I’ll always remember when I reached my pre-teen years and started going to school dances. He brought me into his room and explained the concept of “girls” to me, and what I should do to find a girlfriend. He spritzed me with cologne and helped me apply deodorant, years before I would need it. He actually told me that the only price for his help was to bring a girlfriend home for him! It’s hilarious to me, looking back on it now. But at the time, he was my role model, guide and everything that it was to be teenager. Fond memories flood my mind as I type this…
Sadly, he passed away in April of 1991. He was 18 years old, and he ironically passed away of heart failure, as opposed to any of the other congestive medical conditions he suffered from. I was by his side when he passed away. He was no bigger than a juvenile at ten years of age but was an actual late teenager. I have carried the weight of his death with me ever since and it haunts me still…

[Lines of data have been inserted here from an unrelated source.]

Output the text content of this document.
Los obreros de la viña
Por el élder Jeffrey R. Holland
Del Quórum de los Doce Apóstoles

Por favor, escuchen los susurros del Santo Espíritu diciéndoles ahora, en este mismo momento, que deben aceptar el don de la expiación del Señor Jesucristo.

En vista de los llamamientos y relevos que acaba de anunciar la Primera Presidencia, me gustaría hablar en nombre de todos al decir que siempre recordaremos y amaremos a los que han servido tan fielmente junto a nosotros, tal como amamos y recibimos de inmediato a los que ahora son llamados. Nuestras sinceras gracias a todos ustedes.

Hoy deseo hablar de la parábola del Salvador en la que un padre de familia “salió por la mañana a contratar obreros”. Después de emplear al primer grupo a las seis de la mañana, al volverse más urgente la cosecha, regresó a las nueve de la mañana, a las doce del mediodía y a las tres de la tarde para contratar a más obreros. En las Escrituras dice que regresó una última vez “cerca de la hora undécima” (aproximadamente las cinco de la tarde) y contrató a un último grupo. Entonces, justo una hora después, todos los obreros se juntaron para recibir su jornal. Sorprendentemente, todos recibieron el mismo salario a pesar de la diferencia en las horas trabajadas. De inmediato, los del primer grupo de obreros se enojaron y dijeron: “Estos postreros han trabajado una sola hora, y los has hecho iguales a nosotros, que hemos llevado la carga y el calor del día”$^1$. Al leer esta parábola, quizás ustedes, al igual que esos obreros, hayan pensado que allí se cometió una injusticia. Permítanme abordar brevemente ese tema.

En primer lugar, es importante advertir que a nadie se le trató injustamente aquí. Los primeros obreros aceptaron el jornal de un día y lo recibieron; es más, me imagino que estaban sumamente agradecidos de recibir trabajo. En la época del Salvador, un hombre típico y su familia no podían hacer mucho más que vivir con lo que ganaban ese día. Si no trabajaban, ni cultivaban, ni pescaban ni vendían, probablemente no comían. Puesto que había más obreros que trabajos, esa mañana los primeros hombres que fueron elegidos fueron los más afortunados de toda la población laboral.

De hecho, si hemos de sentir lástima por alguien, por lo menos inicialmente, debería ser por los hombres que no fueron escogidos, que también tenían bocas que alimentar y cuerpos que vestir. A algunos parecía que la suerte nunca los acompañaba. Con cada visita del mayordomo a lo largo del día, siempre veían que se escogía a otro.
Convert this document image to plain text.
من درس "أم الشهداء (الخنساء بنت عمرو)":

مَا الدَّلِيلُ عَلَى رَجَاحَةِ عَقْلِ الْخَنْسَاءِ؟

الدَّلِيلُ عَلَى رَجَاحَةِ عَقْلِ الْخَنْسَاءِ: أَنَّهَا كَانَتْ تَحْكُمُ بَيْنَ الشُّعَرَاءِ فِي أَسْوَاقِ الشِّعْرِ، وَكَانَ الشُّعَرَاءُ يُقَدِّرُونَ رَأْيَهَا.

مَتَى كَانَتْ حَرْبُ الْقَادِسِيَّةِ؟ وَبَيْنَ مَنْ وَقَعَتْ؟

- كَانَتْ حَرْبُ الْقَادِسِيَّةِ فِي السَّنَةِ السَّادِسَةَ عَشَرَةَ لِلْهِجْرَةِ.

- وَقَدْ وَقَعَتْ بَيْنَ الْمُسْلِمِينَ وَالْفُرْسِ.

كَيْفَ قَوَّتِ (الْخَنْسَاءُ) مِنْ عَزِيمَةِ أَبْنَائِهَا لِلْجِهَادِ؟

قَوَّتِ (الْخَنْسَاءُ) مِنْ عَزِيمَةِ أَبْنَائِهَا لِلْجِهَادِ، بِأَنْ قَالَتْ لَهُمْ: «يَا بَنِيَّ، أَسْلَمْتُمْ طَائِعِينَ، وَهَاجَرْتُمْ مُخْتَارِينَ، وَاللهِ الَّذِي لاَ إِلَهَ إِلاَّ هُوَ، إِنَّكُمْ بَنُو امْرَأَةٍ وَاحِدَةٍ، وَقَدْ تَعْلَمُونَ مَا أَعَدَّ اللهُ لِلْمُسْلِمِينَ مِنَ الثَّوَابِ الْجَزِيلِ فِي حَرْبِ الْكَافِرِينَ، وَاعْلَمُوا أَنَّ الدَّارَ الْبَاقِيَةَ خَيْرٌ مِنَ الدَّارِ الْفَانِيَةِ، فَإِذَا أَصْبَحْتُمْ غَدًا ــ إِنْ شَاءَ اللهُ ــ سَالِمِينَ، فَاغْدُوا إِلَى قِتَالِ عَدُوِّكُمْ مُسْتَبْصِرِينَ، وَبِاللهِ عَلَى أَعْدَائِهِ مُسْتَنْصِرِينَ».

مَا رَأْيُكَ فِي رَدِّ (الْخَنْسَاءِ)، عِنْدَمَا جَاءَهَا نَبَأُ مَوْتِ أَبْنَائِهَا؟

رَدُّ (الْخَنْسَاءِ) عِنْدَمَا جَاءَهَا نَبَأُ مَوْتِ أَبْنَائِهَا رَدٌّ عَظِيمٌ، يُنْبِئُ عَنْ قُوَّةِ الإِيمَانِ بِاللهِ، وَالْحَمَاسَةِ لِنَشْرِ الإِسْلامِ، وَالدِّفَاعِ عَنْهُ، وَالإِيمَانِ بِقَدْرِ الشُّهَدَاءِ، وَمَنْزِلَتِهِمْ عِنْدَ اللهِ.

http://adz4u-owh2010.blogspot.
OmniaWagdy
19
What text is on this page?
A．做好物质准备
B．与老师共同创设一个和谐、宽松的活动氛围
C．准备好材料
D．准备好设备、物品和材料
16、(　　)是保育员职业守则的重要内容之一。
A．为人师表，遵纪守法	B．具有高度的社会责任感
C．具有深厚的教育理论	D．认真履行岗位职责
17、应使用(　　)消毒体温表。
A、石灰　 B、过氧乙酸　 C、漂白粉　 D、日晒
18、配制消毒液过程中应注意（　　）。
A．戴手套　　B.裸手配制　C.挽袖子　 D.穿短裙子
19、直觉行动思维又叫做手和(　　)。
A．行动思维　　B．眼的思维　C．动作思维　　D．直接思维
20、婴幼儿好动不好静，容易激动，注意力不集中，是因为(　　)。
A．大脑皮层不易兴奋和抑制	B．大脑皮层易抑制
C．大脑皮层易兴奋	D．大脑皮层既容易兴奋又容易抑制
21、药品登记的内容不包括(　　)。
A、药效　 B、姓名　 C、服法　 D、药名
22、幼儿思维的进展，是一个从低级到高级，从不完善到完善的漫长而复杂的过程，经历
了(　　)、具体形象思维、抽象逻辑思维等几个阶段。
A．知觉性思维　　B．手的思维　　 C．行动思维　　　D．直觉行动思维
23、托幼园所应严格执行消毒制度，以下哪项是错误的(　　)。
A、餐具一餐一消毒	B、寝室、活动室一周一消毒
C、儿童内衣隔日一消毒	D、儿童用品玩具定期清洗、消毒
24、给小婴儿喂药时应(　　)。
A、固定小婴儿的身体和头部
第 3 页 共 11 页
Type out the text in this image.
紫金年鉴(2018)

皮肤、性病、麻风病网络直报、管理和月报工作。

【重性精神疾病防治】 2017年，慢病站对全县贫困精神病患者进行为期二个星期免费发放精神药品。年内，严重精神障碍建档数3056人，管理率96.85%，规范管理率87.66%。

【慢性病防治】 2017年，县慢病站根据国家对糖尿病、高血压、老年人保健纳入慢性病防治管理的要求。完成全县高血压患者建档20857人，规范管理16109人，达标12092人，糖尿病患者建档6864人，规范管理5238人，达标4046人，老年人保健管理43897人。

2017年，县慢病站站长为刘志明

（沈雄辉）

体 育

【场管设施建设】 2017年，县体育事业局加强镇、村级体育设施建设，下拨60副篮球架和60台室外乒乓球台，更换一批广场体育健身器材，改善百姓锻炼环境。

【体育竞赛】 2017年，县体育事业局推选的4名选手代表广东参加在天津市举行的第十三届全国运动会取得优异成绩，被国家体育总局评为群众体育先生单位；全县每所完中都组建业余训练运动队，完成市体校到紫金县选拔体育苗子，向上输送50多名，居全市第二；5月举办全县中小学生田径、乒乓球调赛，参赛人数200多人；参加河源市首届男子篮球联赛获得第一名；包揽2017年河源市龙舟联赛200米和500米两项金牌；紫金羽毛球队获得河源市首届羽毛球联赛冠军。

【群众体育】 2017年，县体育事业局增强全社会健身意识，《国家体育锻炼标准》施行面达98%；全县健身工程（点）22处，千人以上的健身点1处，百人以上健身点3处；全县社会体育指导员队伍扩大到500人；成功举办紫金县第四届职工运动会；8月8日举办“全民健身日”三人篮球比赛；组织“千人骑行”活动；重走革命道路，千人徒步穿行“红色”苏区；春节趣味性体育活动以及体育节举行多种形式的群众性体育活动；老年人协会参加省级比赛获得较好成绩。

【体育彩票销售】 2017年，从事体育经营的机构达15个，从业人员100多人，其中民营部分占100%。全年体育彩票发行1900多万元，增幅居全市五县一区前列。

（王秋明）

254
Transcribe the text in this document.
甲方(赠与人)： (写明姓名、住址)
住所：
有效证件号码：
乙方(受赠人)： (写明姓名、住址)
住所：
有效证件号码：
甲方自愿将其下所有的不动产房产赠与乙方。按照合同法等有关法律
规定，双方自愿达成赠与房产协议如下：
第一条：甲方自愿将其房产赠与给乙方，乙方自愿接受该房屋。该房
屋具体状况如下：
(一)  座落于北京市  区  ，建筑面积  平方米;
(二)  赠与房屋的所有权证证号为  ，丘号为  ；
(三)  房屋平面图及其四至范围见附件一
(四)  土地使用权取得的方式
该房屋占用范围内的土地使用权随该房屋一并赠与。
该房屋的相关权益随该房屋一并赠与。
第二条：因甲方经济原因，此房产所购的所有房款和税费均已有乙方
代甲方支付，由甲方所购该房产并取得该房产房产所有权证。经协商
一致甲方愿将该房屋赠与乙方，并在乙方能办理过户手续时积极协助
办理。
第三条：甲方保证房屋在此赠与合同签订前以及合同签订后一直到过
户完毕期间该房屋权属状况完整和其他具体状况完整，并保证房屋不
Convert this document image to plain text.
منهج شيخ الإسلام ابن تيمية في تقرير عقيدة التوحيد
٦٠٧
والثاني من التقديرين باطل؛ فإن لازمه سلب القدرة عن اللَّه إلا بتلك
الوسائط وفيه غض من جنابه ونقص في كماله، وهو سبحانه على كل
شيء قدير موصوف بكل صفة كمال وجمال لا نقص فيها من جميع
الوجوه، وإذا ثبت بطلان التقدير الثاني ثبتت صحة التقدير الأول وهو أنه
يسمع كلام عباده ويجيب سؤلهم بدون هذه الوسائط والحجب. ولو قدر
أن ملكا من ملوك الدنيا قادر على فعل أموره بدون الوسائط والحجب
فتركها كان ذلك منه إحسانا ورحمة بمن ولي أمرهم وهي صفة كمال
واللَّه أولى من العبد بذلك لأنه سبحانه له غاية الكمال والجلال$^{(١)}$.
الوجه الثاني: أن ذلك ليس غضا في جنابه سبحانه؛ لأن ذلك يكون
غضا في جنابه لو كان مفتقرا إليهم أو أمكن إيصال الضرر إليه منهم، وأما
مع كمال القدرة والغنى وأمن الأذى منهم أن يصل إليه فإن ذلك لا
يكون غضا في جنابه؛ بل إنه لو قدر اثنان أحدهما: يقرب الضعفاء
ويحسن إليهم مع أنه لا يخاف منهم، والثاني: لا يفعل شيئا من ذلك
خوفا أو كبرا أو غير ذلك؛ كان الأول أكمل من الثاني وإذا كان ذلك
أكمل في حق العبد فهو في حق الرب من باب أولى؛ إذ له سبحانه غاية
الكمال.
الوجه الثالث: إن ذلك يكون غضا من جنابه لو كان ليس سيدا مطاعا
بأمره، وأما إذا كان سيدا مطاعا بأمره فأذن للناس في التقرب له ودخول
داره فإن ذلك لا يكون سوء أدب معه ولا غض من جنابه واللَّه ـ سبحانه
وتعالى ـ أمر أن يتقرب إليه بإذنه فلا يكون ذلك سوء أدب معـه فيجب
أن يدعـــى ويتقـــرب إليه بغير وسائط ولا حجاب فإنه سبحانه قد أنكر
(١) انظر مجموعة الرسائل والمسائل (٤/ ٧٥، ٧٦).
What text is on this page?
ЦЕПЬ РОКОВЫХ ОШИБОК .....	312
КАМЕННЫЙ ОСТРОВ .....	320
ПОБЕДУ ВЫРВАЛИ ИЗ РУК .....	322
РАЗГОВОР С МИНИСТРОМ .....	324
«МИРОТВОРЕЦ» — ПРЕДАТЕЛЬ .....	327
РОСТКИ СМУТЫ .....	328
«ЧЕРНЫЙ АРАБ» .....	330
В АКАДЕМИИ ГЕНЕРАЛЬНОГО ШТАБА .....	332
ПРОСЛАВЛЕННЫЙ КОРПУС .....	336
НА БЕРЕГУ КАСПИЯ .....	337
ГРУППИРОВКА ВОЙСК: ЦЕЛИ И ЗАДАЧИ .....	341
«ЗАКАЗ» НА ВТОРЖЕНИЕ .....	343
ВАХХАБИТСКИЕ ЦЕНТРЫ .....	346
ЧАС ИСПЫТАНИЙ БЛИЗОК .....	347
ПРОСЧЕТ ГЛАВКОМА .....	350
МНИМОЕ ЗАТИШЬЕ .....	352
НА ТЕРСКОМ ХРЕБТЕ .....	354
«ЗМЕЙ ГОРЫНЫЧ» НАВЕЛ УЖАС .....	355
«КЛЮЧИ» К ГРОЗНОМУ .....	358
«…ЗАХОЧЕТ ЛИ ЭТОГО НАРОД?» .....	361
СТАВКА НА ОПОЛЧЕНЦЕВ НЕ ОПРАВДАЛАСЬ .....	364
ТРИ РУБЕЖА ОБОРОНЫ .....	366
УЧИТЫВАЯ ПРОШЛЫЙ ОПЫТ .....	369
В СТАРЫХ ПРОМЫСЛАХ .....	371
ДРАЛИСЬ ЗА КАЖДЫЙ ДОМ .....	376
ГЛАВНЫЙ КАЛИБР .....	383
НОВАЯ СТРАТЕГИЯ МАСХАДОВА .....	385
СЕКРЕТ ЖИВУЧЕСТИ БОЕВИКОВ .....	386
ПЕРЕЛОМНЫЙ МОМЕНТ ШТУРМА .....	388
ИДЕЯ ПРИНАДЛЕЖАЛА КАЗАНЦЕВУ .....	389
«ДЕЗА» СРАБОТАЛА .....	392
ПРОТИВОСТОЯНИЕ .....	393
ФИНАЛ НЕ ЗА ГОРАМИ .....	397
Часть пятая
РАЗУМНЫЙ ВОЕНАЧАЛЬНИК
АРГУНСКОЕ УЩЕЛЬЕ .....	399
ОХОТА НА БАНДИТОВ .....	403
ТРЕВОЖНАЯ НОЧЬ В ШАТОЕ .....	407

His life has been an inspiration for me ever since. If not for his example, I would not have achieved black belt in karate. I likely would not have become a member of the Royal Canadian Mounted Police and I likely would not have achieved EVERYTHING I have achieved in life. Despite his health problems and the constant fear of death, he had an extreme love of life, family and God, which he took with him to his final moments. He gave me all the drive I would need, for a lifetime. Although I have never believed in regrets, my only regret in life is that he would never get to meet my wife, his sister-in-law, or his nephew, my son.
His name was Stephane, and I will miss him for as long as I live…
His death and funeral were difficult for me. As a pre-teen, I couldn’t quite understand the injustice of allowing someone so full of life to pass on, when people who took life for granted were allowed to continue on. I would give the world’s riches to allow me to have five minutes to see him again.
After his death, my parents and I left the New Brunswick area for a while. We travelled and got out of the area to allow our heads to cool. I got to see wondrous things for a pre-teen, but the only thought I had was wondering if my brother could see me from where he was…
In later years, I was gifted to have someone step up and try to fill my brother’s shoes. No one ever could, but Guillaume would be the only one who could ever come close. He approached and became my adoptive brother.
He would go on to teach me to play guitar, enjoy life, and would follow me on so many adventures that filed some of the gaps that were left by my brother’s passing. I don’t think Guillaume himself even knows the amount of influence he has had on my life. Being the son of my karate instructor, he’s often been a shoulder to lean on in some difficulties in life.
Although I’m a day or two late, I think it’s important to acknowledge the role siblings play in our lives. That role is important in our lives and development; more so than we often understand. I can only hope that the whatever the next stage of human existence involves, that my brother is able to see what I’ve accomplished and is proud. The anniversary of his death was on April 4th. It’s always a somber day for me, but I take comfort in the fact that I carry many of his teachings and influences with me.